O Ministério da Cultura continua a não assumir nenhuma estratégia sobre o seu papel no desenvolvimento da actividade artística no país. As contradições internas que caracterizam o documento (com um claro desfasamento entre os objectivos enunciados e as normas e os procedimentos que institui), agravadas pelo facto de ele surgir isolado de quaisquer outras políticas complementares (Lei do Mecenato, Estatuto Profissional dos Artistas, articulação inter-sectorial nos domínios da formação e da internacionalização, por exemplo) configuram uma situação em que o Estado se demite cada vez mais das obrigações que lhe assistem nesta matéria. Independentemente do montante financeiro que vier a ser destinado a este tipo de apoios (informação absolutamente essencial para determinar a sua potencial eficácia), a forma como o investimento público é entendido na prática, tanto no Decreto-Lei como na proposta de Portaria (apesar das definições de serviço público que teoricamente o fundamentam), apenas reforça a perspectiva daqueles que defendem o seu carácter subsidiário, acessório e tendencialmente dispensável. Sendo certo que o debate político em Portugal sobre esta matéria permanece agarrado a conceitos e a dicotomias que noutros países foram ultrapassados há quase cinquenta anos, é no mínimo paradoxal que seja o próprio Estado a promover a ambiguidade: no mesmo documento em que se propõe regulamentar o financiamento público da criação artística, o Ministério da Cultura inclui inúmeros elementos que manifestamente contrariam o sentido e o alcance da intervenção do Estado nesta matéria.
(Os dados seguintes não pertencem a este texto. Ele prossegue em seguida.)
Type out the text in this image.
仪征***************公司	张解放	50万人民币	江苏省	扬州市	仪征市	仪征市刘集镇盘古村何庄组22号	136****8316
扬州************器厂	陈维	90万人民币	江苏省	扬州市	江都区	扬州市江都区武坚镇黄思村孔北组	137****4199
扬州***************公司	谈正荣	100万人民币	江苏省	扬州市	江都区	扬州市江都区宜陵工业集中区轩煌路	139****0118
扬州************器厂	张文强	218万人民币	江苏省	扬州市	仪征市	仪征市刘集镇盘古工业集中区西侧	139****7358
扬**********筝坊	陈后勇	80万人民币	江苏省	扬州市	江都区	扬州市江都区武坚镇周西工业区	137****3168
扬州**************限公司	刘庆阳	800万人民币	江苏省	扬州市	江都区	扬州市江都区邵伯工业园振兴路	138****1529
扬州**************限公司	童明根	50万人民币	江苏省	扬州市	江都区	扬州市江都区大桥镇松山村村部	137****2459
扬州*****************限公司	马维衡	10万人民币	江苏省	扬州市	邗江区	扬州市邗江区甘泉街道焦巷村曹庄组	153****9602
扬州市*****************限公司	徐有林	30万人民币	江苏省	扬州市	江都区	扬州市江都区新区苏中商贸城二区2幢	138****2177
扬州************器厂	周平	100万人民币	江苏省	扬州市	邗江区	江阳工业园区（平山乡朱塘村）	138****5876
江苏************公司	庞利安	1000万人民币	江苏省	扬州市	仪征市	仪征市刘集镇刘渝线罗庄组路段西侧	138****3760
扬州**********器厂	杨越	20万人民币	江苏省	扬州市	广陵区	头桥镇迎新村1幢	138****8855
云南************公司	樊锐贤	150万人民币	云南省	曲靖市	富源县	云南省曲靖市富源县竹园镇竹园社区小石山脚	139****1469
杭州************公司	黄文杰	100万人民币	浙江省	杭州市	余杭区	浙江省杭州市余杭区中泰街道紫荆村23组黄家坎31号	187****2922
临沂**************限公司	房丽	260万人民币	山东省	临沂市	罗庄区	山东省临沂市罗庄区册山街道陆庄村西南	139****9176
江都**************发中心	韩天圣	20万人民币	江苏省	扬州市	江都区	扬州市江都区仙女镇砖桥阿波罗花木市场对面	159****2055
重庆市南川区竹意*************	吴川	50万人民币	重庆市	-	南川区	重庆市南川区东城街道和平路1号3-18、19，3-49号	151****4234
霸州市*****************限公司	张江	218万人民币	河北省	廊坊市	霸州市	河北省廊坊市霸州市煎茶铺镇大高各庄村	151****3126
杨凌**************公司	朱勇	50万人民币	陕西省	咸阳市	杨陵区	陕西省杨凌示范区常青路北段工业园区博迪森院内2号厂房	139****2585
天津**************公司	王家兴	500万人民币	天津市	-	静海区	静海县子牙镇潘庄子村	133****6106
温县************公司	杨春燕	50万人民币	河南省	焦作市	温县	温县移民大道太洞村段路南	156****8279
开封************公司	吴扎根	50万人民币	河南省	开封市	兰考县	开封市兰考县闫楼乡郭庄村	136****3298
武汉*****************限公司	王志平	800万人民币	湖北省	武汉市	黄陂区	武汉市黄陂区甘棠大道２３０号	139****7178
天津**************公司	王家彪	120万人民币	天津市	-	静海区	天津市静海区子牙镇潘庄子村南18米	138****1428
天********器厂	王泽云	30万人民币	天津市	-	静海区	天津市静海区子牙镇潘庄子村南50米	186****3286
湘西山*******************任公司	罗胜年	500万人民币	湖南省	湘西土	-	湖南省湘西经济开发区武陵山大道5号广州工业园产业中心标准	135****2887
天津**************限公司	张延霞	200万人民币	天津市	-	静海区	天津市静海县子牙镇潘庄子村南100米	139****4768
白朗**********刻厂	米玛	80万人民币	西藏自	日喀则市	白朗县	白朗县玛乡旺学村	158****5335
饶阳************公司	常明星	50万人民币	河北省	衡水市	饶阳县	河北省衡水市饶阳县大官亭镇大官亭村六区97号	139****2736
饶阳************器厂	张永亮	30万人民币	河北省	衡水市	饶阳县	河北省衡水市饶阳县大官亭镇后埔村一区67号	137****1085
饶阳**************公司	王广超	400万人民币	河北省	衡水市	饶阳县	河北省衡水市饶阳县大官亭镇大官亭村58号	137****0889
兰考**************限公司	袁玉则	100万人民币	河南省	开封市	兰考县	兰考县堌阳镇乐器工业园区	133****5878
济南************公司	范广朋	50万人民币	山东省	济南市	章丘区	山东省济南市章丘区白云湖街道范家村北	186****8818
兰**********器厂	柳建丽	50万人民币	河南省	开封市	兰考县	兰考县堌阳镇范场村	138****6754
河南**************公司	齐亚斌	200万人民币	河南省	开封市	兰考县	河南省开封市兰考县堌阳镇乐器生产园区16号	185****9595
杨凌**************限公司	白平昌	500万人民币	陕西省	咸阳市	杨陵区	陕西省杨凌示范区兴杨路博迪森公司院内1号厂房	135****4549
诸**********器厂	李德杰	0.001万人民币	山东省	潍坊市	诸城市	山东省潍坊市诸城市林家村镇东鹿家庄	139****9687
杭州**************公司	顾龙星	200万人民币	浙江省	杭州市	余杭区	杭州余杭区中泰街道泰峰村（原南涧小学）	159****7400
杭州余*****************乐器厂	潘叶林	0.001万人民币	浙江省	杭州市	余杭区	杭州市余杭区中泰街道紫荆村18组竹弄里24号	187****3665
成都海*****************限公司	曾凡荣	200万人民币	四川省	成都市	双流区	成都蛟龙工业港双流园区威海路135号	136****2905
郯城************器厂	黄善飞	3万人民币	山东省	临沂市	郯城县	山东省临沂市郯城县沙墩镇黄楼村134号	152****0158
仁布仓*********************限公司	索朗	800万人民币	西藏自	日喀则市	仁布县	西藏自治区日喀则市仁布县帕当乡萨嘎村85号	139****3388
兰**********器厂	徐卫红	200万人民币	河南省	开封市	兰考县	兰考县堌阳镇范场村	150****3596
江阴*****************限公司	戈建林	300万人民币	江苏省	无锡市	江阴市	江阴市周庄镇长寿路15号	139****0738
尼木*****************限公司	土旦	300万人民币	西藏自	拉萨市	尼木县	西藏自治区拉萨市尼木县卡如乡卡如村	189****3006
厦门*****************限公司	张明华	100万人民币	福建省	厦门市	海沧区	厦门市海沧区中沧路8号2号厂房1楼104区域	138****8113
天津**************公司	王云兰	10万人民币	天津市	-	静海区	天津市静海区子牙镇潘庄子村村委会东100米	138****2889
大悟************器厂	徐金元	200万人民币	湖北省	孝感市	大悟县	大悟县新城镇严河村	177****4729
Como tivemos oportunidade de escrever na carta enviada ao Ministro da Cultura, muitas destas incongruências estão enunciadas no Decreto-Lei já aprovado, estando portanto fora do alcance da discussão pública agora aberta pela DGArtes. Ainda assim, parece-nos desejável que, na Portaria que falta aprovar, sejam esclarecidos (e, na medida do possível, corrigidos) alguns dos aspectos que consideramos mais gravosos para o desenvolvimento sustentado da criação artística em Portugal. É esse o sentido do contributo que pretendemos dar com o presente documento, na perspectiva de colaboração e de parceria franca que, entendemos, deve caracterizar a relação entre o Ministério da Cultura e os agentes culturais na prossecução de objectivos comuns e de interesse público.
1. Quanto aos objectivos
A primeira perplexidade decorre da forma como se pretende “calibrar”, corrigindo assimetrias regionais, o “carácter nacional das candidaturas”, definindo à partida um tecto financeiro e um número máximo de candidaturas a apoiar em cada região. Na prática, e apesar de serem avaliados pelos mesmos jurados, os concorrentes apresentam-se a concursos distintos: uma companhia sediada na Região Norte não entra em concorrência com uma estrutura de Lisboa, uma vez que os “bolos” financeiros de onde vão sair os seus apoios são independentes. Para além de não estarem definidos os critérios em que a DGArtes se vai basear para definir os montantes e o número de projectos para cada região (ficando, por isso, potencialmente sujeitos a decisões arbitrárias), este cenário cria desde logo uma situação de desigualdade entre regiões: uma estrutura que tenha obtido uma pontuação mais elevada (atribuída pelo mesmo júri à luz dos mesmos critérios) pode vir a receber um apoio menor do que outra, pelo simples facto de estarem sediadas em regiões distintas e de a primeira ter um tecto financeiro inferior em relação à segunda. No mesmo sentido, não é claro se se pretende que “o montante de referência máximo de apoio financeiro por candidatura” seja igual para todo o país ou diferenciado de região para região. A primeira opção tem implicações orçamentais que, tendo em conta o espírito de restrição orçamental que marca todo o documento e as actuais diferenças de níveis de financiamento entre regiões, talvez não tenham sido devidamente ponderadas. A segunda opção parece-nos ilegal: proponentes a um mesmo concurso teriam as suas possibilidades de financiamento máximo diferenciadas à partida e administrativamente, antes sequer se serem avaliadas pelo júri. Neste contexto, o regulamento proposto não só não contribui para corrigir as assimetrias regionais como pode mesmo agravá-las por instituição legal.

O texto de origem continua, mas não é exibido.